Kicking It With The Cool Kids Of 1950s Kinshasa
This must be the saddest photo of happy people in the world. Taken in the narrow slit of optimism between Congo's passing from the most terrible colony in Africa to the most terrible failed state in Africa, Jean Depara's photos of life in Kinshasa in the early 1950s show the rambunctious Congo that could have been.
It's such an impossible photo. Take the time, if you will, to take in the details. The nonchalant way the woman dangles her cigarette out of the car. How black and white people share the same convertible. How everyone's dressed up real nice, happy and beautiful, cruising the warm, equatorial night of Kinshasa, ready for anything.
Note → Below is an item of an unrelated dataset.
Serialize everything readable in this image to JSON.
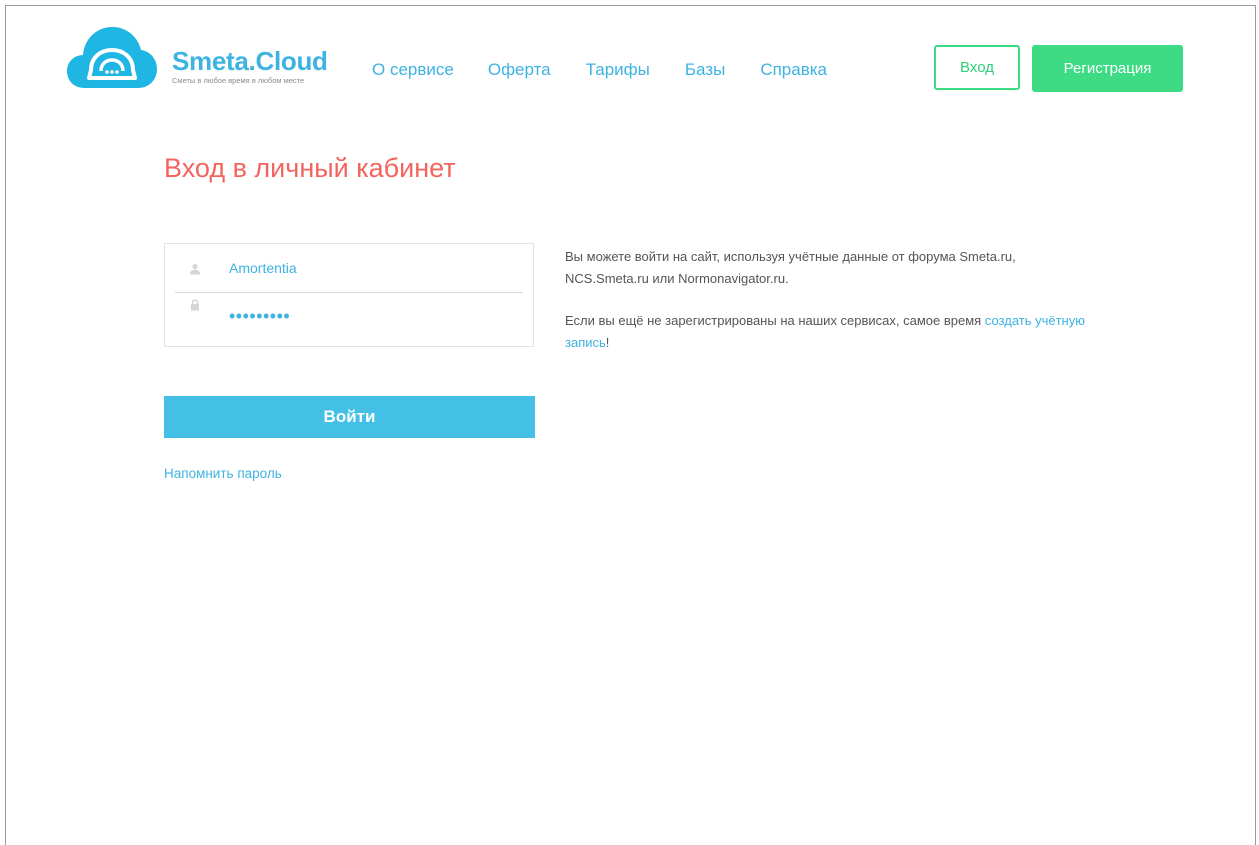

Angolan photographer Jean Depara moved to Kinshasa in 1951, armed with a medium-format camera he'd purchased the year before to photograph his wedding in the city. He ended up staying for 46 years, until his death in 1997, and became Congo's most acclaimed photographer. During those decades, Congo shook off Belgian rule, became an independent state in 1960 with music, bars and cars, then it all went to hell in the deranged kleptocracy of Mobutu Sese Seko, whose completely over-the-top looting of state money is perhaps best illustrated by Gbadolite Airport, located deep in the Congolese jungle, that came with a 10,500-ft runway to accommodate Mobutu's leased Concorde. Mobutu's death was followed by, among other things, the Second Congo War, the deadliest war in the world since World War II.
A selection of Depara's photos, titled Night and Day in Kinshasa 1951-1975, is on display at Maison Revue Noire in Paris until December 17. If you can't make it to France until then, perhaps because you don't own a Concorde-compatible airport in your ancestral village, you can see some of the photos in high resolutaion at La Lettre de la Photographie.